What follows is a story that I am working on. At the present moment it is merely an sketch of what I hope will turn into something grander. Please let me know any thoughts you might have. Thanks ~ MJ
He awoke in a cold sweat his face twisted in agony from the white hot licks of fire he still felt in his chest. His eyes adjusted to the dark, forehead streaming with moisture that enveloped the wrinkles of his brow with a sticky film. He could feel the frigid air of the mid-western plains sweep over his bare shoulders as his surroundings came into focus. His weathered frame was outlined under his cotton blanket that he had stitched together far too many times to count.
Nothing had been taken overnight as far as he could tell, his tanned moccasin boots still hung over the long winchester rifle that stood in the corner, it’s brass trigger and hammer gleaming in the dark. A thin slice of sunlight shone in through the canvas of his makeshift tent and twinkled with every small breath of wind. He took a deep breath, slicked his damp hair back with the cuff of his arm and climbed out of his cot. His back creaked and crackled like autumn leaves underfoot and he groaned with the slightest discomfort. The dream, which had been so vivid not ten minutes before was now slowly drifting from memory. He recalled no names or faces but rather dark fluttering shapes as black as oil and a booming voice in the distance who’s words unknown, echoed into the abyss of the characterless realm that had enveloped him.

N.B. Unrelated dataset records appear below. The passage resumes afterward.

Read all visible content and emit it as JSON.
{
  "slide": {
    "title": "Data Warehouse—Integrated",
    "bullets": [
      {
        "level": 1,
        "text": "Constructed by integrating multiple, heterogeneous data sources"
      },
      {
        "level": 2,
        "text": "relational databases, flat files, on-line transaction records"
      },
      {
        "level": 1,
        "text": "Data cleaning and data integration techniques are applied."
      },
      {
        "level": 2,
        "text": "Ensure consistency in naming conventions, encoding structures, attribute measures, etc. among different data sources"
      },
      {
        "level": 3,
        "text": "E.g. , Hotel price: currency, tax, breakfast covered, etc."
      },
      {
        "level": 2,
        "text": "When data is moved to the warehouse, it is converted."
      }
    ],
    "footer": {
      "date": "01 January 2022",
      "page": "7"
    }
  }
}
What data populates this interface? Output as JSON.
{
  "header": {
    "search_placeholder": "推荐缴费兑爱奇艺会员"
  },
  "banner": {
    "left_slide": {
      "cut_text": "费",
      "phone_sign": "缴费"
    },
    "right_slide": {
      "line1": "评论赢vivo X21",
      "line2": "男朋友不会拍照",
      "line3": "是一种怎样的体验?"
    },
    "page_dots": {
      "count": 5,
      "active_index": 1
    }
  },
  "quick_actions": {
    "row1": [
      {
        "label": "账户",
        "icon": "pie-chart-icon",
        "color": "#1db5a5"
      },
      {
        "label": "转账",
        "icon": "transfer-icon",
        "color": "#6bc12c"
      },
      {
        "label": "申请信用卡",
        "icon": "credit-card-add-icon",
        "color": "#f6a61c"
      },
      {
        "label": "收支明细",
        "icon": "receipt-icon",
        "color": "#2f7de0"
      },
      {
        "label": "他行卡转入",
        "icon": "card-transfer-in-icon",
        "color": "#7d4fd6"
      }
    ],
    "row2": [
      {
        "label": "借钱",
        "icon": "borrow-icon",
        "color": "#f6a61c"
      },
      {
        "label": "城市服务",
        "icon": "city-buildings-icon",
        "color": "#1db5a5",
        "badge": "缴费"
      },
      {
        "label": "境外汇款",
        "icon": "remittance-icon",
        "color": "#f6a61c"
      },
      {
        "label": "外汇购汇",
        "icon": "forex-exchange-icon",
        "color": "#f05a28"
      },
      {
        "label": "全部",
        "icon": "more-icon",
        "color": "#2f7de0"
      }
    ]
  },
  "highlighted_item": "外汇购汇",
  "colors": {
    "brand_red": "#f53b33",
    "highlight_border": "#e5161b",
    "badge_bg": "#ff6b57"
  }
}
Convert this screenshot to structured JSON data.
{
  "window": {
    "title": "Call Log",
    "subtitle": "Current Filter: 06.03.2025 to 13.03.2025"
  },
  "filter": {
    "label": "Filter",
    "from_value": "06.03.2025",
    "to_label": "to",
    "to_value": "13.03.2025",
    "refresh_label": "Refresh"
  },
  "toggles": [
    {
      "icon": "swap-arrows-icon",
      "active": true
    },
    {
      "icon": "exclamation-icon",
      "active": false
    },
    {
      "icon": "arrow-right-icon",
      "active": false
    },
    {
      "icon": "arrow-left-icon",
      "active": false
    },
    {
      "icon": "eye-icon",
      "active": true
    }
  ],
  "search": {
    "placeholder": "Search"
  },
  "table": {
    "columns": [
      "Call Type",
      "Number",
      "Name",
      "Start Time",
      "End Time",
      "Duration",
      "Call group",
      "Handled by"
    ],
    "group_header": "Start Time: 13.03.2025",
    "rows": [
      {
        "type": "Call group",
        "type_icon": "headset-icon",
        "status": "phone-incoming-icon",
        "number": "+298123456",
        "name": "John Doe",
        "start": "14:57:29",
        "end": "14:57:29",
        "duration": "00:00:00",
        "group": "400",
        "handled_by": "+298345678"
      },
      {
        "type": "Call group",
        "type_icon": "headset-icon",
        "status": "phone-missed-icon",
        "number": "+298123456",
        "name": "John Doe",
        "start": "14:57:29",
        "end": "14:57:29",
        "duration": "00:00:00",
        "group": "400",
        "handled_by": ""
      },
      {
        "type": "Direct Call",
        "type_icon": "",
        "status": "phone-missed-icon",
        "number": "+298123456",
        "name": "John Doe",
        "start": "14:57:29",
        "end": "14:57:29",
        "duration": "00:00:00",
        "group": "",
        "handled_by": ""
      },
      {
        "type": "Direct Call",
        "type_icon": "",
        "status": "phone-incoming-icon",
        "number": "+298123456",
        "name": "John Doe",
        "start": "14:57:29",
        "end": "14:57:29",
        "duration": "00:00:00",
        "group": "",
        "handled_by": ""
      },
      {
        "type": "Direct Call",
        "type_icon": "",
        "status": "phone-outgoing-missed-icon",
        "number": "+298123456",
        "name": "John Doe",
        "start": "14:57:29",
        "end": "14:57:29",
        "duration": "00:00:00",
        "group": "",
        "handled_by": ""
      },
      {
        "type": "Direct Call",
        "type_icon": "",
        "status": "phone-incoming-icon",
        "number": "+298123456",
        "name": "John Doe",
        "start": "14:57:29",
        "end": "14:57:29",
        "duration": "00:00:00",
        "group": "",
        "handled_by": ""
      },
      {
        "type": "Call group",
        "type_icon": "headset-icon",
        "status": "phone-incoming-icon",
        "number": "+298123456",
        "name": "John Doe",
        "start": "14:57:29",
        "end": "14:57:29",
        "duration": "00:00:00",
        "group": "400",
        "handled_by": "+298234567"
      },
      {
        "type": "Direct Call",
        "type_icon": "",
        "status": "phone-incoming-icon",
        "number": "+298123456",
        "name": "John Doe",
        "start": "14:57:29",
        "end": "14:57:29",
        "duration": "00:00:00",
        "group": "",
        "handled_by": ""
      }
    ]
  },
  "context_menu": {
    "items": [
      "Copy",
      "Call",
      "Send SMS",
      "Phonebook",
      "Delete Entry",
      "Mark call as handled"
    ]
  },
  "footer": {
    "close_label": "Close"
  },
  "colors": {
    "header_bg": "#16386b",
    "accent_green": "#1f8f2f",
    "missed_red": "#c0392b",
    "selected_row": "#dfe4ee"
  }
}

There had been a cocking of a hammer that reverberated in his skull and fell scream of a woman or an infant, he wasn’t sure, that pierced the air and rippled through his body like a hot iron. The memory stopped there and he winced with frustration as he tried to recall what his mind, for whatever reason would not permit.
He suddenly shivered as the cold air which had been oblivious to him, swept over his wiry frame. He snuck over to his belongings that lay at the end of his bedding and threw on his jacket which hung around him further accentuating his gauntness. It had been a few days since his last meal as meat had gotten scarce and the hopes of finding herbs or trout from the river that winded through the countryside had long since frozen over with the coming solstice. He sat down upon the hard, cold earth and pulled on his boots, making sure they were snug and exited his tent.
The white light blinded him as he looked out onto the distance. The ground held about a foot of snow that caked the grassy plains of the American midwest that lay before him the wind tossing puffs of powder into the air, that danced in the sunlight before finally disappearing into the shadows of the mountains beyond. His licked his lips, tasting the cold air that crept into the cracks of his mouth and every orifice of his face. It had been a year and two months since he had been home. ‘Home’, the word almost seemed foreign to him as he had never quite considered any location familiar enough to be considered permanent. If he were to be asked where it was he had set out of from the answer would be vague and thinly described. Somedays it would be an inn on the corner of 52nd and 3rd in the heart of metropolitan Boston where he went by the name of Thomas Ford, a successful banker up from the Louisiana Bayou. Other days it would be a small town in the backwoods of Tennessee, where he was known as William Murton, a bachelor who didn’t mind talking politics with the local shopkeepers and drunkards.
He could go anywhere unrecognized and held a quiet disposition that mystified and hushed rooms to a mere chatter when he would enter them. His hands were slight and grainy with a nub for his right pinky that he had lost as a boy. He had a sandy hair that hung over his ears which he frequently brushed away when he was irritated. He considered himself a southern rebel and backwoodsman, who regretted none of the his slights upon society. Nor did he carry the burden of the ten lives he had laid down into the earth that he laid claim to. His faith could be best described as fleeting, although he occasionally quoted scripture when it best suited him. He cared not for foolishness and carried out a form of justice that treaded the line of morality in a reckless way. Those beneath him knew little about his past and shuddered when he past them on his morning walks. The jobs that he had pulled were known almost universally west of the Mississippi as word of his reputation grew. It had been another summer in ‘a world of avarice’, as he liked to call it and had lined his pockets with silver which delighted him. In the end he was merely a man, and humbly carried himself with quiet dignity at all times, which awed and frightened all that knew him.
The sun crept over the mountains in the distance, it’s light dancing over the lonely cliffs that hung over the frozen country below. He would wash his face in the basin by an oak tree and make his way down to the rest of his company. The dying flames of campfires in the distance blinking through the row of pines beyond. A small feather of a red-tailed hawk blew in the wind over the snowy drifts, a good omen, he smiled to himself, the corner of his mouth raising ever so slightly, he closed his eyes and put the oily shapes of his dreams away for another day.